My son wants everything handed to him on a silver platter. He doesn't feel he has to work for anything. He believes dependency is his right. He trusts that there will always be somebody to fix things for him. While his belief has proven to be false, he still clings to it.

The people in his life have all tired of this attitude, that they are responsible for him.

My son was charming, intelligent, handsome and sweet. People told me I had done such a good job. Lots of people wanted to help him. Now they don't. They gave him a hand and he bit it.

The fact that your son is treatment compliant is major. That shows that he can enter a relationship with an attitude of learning. He is showing he is willing to open himself to take in something from another person. That he continues with the halfway house and does not fight you on it...to me show he wants to go in the right direction. Slowly but surely.

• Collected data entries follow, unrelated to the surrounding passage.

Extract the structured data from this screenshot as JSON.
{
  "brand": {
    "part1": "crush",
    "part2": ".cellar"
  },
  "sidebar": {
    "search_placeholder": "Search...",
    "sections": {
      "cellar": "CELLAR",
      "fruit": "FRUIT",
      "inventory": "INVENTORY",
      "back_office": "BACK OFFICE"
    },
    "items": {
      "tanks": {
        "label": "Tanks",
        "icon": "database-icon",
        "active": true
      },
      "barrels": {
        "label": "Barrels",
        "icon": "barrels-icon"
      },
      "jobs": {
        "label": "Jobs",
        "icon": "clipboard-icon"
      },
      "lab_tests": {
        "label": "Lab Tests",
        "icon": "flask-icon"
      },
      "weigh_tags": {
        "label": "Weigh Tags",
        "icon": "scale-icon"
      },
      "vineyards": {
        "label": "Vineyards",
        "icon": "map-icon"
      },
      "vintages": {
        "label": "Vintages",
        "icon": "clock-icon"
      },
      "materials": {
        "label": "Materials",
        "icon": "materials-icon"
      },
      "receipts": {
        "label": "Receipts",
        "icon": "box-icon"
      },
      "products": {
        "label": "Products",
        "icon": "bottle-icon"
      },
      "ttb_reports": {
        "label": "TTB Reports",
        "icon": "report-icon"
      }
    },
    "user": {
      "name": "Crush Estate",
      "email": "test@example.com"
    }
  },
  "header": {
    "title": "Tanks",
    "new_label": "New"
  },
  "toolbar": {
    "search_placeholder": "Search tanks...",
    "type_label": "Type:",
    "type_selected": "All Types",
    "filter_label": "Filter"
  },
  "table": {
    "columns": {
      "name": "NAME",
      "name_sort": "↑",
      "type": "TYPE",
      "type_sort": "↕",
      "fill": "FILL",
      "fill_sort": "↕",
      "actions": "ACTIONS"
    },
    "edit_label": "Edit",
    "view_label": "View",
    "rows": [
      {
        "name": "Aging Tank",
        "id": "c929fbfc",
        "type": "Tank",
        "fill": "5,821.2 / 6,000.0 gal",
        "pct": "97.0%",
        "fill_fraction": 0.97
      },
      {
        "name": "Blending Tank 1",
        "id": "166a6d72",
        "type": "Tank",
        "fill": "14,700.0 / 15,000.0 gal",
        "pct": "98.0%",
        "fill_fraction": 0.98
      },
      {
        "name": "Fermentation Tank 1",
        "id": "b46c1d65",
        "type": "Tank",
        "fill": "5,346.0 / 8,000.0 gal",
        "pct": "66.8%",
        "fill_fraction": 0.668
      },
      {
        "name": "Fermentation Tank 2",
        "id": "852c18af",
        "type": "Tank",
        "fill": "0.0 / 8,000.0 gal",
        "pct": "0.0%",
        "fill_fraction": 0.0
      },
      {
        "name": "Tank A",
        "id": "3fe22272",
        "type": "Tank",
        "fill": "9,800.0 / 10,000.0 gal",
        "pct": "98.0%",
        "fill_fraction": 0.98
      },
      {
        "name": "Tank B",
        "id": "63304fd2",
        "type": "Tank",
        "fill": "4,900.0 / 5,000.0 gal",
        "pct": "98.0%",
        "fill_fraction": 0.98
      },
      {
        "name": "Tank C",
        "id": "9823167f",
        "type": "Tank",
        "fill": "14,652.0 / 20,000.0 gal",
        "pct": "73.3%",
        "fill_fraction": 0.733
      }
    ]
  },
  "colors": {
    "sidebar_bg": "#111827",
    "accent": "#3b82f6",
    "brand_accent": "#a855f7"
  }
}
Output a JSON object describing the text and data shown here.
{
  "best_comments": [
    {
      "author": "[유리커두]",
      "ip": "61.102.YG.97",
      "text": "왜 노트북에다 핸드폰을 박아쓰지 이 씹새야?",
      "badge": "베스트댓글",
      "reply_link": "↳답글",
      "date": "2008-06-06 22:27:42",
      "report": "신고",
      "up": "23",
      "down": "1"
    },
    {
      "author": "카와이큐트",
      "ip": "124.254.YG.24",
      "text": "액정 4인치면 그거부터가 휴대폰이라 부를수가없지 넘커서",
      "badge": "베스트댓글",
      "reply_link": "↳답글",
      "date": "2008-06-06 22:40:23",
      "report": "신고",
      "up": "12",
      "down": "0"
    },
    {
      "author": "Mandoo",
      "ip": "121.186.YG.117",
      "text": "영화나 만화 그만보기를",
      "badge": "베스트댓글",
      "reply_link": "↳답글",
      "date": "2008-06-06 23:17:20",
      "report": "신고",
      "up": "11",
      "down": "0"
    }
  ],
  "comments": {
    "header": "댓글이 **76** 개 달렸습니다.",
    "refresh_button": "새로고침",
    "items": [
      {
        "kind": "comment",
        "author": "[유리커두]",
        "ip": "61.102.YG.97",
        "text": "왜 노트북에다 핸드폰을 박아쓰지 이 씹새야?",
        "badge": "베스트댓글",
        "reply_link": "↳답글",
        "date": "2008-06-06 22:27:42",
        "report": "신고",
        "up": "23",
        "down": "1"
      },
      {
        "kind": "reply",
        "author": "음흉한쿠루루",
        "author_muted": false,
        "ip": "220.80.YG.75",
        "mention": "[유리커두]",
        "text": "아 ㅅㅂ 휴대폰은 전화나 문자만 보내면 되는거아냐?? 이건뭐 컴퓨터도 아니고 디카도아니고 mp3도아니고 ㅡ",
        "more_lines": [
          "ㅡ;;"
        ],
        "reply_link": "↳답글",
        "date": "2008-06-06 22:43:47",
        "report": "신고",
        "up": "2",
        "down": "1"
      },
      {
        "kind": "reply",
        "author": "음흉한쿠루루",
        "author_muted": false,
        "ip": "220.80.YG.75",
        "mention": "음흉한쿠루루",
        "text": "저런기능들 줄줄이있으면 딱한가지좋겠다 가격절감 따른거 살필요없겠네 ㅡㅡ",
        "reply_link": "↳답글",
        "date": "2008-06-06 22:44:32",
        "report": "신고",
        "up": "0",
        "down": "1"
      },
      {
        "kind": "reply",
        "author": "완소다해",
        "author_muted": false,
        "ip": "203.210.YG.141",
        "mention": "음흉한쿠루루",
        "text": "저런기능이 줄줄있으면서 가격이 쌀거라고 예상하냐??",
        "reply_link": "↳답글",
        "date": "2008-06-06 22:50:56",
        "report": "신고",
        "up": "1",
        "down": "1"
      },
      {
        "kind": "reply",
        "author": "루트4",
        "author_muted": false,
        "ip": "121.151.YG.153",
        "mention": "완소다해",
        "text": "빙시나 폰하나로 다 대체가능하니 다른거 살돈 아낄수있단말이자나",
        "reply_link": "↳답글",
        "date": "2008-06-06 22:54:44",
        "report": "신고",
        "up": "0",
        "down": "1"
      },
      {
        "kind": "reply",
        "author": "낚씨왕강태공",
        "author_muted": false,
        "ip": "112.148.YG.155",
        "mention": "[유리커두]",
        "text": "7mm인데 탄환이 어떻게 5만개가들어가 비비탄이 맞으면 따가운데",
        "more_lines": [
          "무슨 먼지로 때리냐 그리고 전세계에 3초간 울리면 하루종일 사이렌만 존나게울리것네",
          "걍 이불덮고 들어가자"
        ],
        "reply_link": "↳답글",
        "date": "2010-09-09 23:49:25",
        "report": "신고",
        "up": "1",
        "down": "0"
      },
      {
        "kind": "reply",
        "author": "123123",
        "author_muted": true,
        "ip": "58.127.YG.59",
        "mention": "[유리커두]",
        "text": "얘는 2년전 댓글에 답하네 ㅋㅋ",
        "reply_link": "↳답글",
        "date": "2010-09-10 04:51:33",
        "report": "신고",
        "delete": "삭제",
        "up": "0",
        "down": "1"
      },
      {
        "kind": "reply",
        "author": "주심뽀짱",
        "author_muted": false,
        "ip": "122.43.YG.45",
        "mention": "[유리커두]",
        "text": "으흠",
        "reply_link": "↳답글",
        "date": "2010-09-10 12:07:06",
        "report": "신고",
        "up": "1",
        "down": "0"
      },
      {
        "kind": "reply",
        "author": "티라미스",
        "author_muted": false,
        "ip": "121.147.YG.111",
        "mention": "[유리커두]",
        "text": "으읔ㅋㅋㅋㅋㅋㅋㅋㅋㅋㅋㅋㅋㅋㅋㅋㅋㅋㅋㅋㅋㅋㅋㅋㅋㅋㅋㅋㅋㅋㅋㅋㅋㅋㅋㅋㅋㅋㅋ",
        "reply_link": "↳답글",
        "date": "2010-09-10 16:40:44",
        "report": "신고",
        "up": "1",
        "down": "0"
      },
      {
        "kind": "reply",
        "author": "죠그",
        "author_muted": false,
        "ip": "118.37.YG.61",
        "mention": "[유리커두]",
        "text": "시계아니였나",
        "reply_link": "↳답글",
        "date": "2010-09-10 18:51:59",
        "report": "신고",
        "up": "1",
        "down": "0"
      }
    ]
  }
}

My son refuses to do one thing outside of his comfort zone to help himself. To him, going outside of their comfort zone is for others to do, to help him. He sees others as no longer having good feelings for him. Not once has he thought about what others might need from him--whether gratitude or kindness or respect or consideration. He moves from place to place seeking a more advantageous, comfortable and undemanding situation. The problem is he has less and less.

There will be a time when our sons will be alone. If they have a chance to move beyond what they are and have, it is now. The thing is, by saying this I am really cheating.

I am not pulling back from my son to help him. I am doing so to help me. I have decided to learn how to put myself first. He can learn to take care of himself as he can.

Until just recently I would have recoiled from those words. Now I do not. I am proud.

I wish this was all easier. I think I am getting somewhere, but to maintain any sanity at all I am posting night and day. If I do not, I fear I will sink into a pit.